I think therefore I am
The phrase, dubbed by Rene Descartes, purported the foundation of existence in perceived radical doubt. That “perception is neither an act of vision, nor of touch, nor of imagination…but only an intuition of the mind, which may be imperfect and confused.” And to a degree….I agree…
But, is the cogito truly true, in its purest sense?
Can the fundamental principles of worldview or norms of rational thinking be nullified to this methodological skepticism?
I have no clue.
But I think doubting your own beliefs is, in essence, believing in something ….simply that your beliefs can’t be trusted.
Though I’ve been fascinated by the brain since I first read “How To Create a Mind” by Ray Kurzweil more than 5 years ago, I get more and more confused the more I learn. Surely, the sheer fact of one thinking suggests one exists, but how do we define our existence? And even further, how do we define our thinking? Merely the concept of existence can’t simply mean a state of consciousness. Though the definition of consciousness is loaded with a lot of subjectivity, as are the most interesting phenomenons in our lives, there is a general consensus of a broad definition in that “anything that we are aware of at a given moment forms part of our consciousness”.
So yes, we can be aware of our environment. We can be aware of events that take place. We may, at times, even be aware of the motive behind our actions. But the real inhibitor of existence, as I’ve brutally come to discover and most would probably attest to, is a lack of self-awareness. And I’d be keen on asking Descartes in today’s age his view of self awareness – the backbone of philosophy. An awareness that is not easy to obtain. An awareness that’s devoid of all limiting factors. An awareness, nobody can really pinpoint on how to obtain.
Because self-awareness isn’t static. Or is it?
The past couple of years, with the last 12 months being the most profound, I’ve been on an insatiable journey of growth. Growth in the professional sense, but most importantly, growth in the personal sense as well. And, although I’m still far from having mastered this art, I’ve recognized in the most subtle ways, most people don’t focus on self development. Perhaps they’re detached. Perhaps they’re unaware. In any case, a majority of people don’t invest in themselves.
It was astounding at first but who am I to judge? It took me delving into an emotionally and fiscally unstable stage of my life to realize this. I used to hate myself. I was a royal fuck up making massive mistakes left and right. I felt enslaved in a job I hated, a failure in the eyes of many for reasons too exhaustive to mention, a complete disaster in creating, maintaining, and growing relationships, financially inept and a rampant partier quickly spiraling down a dangerous slope.

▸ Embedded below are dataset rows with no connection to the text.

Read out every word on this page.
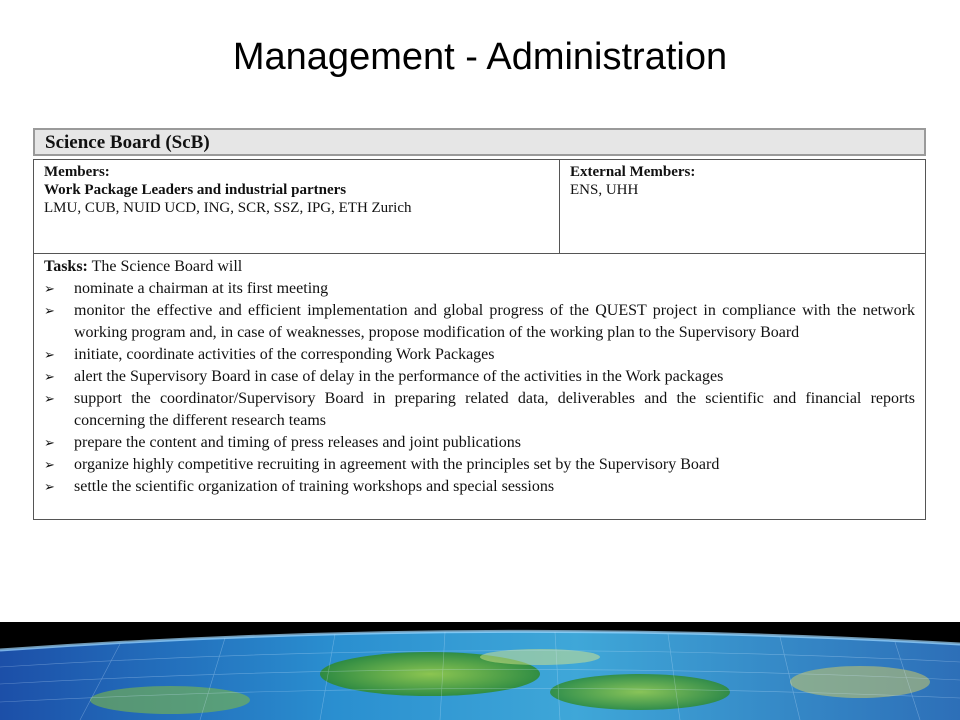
Management - Administration
Science Board (ScB)
Members:
Work Package Leaders and industrial partners
LMU, CUB, NUID UCD, ING, SCR, SSZ, IPG, ETH Zurich
External Members:
ENS, UHH
Tasks: The Science Board will
➢	nominate a chairman at its first meeting
➢	monitor the effective and efficient implementation and global progress of the QUEST project in compliance with the network working program and, in case of weaknesses, propose modification of the working plan to the Supervisory Board
➢	initiate, coordinate activities of the corresponding Work Packages
➢	alert the Supervisory Board in case of delay in the performance of the activities in the Work packages
➢	support the coordinator/Supervisory Board in preparing related data, deliverables and the scientific and financial reports concerning the different research teams
➢	prepare the content and timing of press releases and joint publications
➢	organize highly competitive recruiting in agreement with the principles set by the Supervisory Board
➢	settle the scientific organization of training workshops and special sessions
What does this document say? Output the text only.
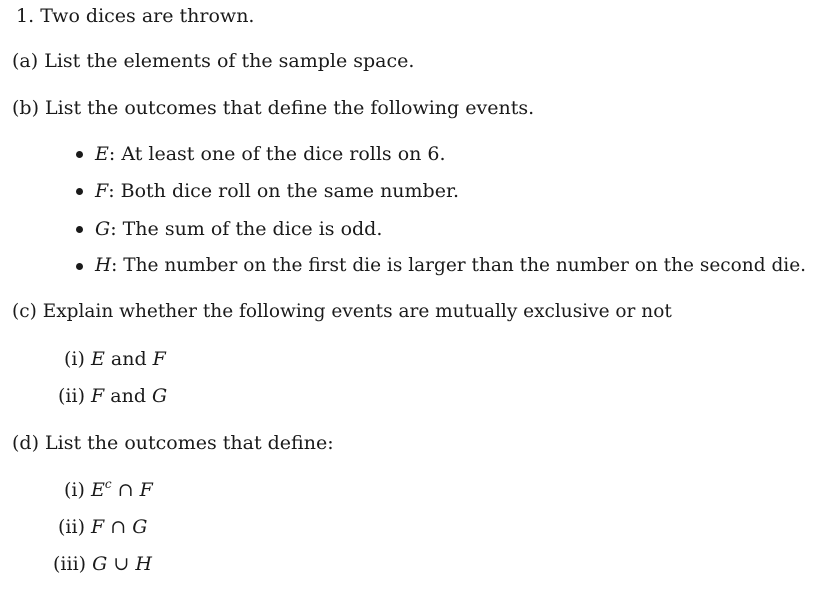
1. Two dices are thrown.
(a) List the elements of the sample space.
(b) List the outcomes that define the following events.
E: At least one of the dice rolls on 6.
F: Both dice roll on the same number.
G: The sum of the dice is odd.
H: The number on the first die is larger than the number on the second die.
(c) Explain whether the following events are mutually exclusive or not
(i) E and F
(ii) F and G
(d) List the outcomes that define:
(i) $E^c$ ∩ F
(ii) F ∩ G
(iii) G ∪ H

It was Entropy’s finest work of art.
In the midst of life’s chaos, I was constantly on the hunt for stability. A way to control the things around me. And although I can’t distinguish the exact moment or the specific trigger that prompted it, at some point, I found, the more I tried to control anything, the more I failed and subsequently spiraled even further and further to the point where I got so sick and tired of being so damn sick and fucking tired of it.
“You can’t control the circumstances you’re in but you can control how you react to it”
Have you ever been told that? I have and I find it really irresponsible for anyone to give such advice without providing a manual because it’s not as simple as that.
In reality, it’s not the reactions you control per se. It’s your thoughts and the perspective you associate with it that needs the controlling.
Still, no easy feat.
I started asking, why am I in a job I once loved, but now loathe? Why do others view me as a failure? (which they don’t, it was simply my convoluted perception that they did). Why do I sabotage every relationship I get involved in? And why do I compensate with substances that, in the long term, only makes it worse?
Feeling lost, or in other words, lacking self-awareness plagues everyone at times – some more often than others. But until you get to know yourself. Until you get to know what your values and beliefs are can you actually begin to gain some form of stability.
How well do you know yourself? How deeply do you know your aspirations and motives behind your actions? Many people assume they have a healthy dosage of self-awareness but I assure you, you don’t. I was certain I did. I had my life perfectly designed. Until I slowly, discretely, slipped to the bottom, left with no other choice but to embark on a transcendent journey of understanding who I really am.
I would soon discover the need for emotional intelligence.
The Power of Emotional Intelligence
Naturally, it all begins in the mind. I may be presumptuous in saying that everyone has a scant idea of psychology. Whether it’s biases, the power of halo-effect or even the steps to our decision making. But reading up on psychology won’t result in an understanding of self-awareness. Self-awareness requires a deep understanding of your past self, your current self, and your ideal future self.
How do we obtain a deep understanding of ourselves?
Just so happens to be one of my favorite activities….reflection.
Reflection can take various forms. Some write in a journal, some pray, some go on long walks or jogs. I do a combination of praying and sitting at the Hudson waterfront looking at the NYC skyline because how could you not…
Experiences shape our perception. So we have to reflect on how our perception shapes us.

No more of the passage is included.